Радостное волнение охватило всю родню, ожидавшую приезда в гости Евгения и Калерии.

Легендарные люди. Он был командиром одного из Туркестанских отрядов по борьбе с басмачами. Она, бывший комиссар, прикомандированная к его полку. В боях с басмачами Евгений потерял левую руку. И, вот, наступил этот день. Приехали они ночью, а утром началось знакомство с родными и «одаривание».  Евгений  Иванович, симпатичный, черноволосый мужчина,  Калерия Петровна тоже была ему  под стать.

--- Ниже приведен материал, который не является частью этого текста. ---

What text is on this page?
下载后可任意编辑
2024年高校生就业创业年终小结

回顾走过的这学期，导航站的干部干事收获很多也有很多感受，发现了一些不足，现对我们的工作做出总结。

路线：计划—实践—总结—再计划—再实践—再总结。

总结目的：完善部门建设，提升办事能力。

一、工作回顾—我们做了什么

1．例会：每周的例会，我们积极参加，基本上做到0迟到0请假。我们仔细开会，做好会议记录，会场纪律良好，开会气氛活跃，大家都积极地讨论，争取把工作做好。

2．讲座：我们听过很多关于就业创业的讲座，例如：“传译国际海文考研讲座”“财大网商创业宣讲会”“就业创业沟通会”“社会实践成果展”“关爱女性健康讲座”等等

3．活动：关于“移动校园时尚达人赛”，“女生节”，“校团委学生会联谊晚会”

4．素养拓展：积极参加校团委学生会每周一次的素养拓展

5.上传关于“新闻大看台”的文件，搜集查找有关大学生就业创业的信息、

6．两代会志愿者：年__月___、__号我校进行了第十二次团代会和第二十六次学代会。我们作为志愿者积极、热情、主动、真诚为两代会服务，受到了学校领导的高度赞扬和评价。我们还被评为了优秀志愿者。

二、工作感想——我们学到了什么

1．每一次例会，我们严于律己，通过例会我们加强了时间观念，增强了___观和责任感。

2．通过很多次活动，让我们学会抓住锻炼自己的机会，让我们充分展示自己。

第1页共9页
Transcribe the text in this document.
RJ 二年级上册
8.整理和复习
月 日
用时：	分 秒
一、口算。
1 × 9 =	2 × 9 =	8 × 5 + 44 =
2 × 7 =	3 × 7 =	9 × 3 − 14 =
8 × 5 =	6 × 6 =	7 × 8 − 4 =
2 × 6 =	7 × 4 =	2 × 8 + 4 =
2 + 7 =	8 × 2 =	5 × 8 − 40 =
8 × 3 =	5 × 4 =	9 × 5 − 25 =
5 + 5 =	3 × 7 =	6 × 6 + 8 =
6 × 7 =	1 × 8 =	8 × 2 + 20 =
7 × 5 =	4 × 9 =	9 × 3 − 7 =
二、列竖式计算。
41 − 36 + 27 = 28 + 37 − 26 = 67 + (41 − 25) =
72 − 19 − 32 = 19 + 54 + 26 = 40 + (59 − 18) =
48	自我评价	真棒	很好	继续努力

Мы, дети, получили в подарок от них по носовому платку с вышитыми картинками, конфеты и железную банку с галетами. Дни встреч прошли радостно. Погостив в Каргаполье, они отправились в Тамакулье, к бабушке Степаниде и Клаве. После их отъезда все скучали, но потом жизнь опять пошла по своему руслу.

Зоя старше меня на 2 года и хороводила в играх она. Она уже влюблялась в мальчишек и об этом тоже рассказывала мне. Я ещё не понимала, что это такое, но старалась ей подражать, тоже «влюблялась». Любили мы одного —  Кольку Кошкарова. Каких только разговоров не велось на эту тему. Мы как-то узнали, что Колька заболел, вот уж тут фантазии не было предела, так разыгрались в жалости к нему, что условно похоронили, сделав две могилки, плакали над ними, каждая по-своему. И так всю неделю, хотя Колька уже давно выздоровел, бегал и играл.

Особый интерес у нас, детей, вызывала избушка под Кирилловой горой и жившая там семья беженцев. Это была  бедная семья: пожилая женщина с двумя детьми, плохо говорившими по-русски. Мы сторонились их,  но Александр Иванович наказывал не обижать их  и  часто посылал меня к ним, отнести хлеба или оставшейся еды.

Принимая «подношение»  хозяйка кланялась и говорила: «Спасибо». Дети её ходили по домам и просили милостыню. Мальчика мы прозвали «Бомчик», а девочку «Синеглазка», так их уже звали и взрослые. Они остались жить в Каргаполье навсегда, я их встречала  позже, будучи взрослой. Они обзавелись семьями и работали на ремонтном заводе. Оказалось, что они тоже были австрияками.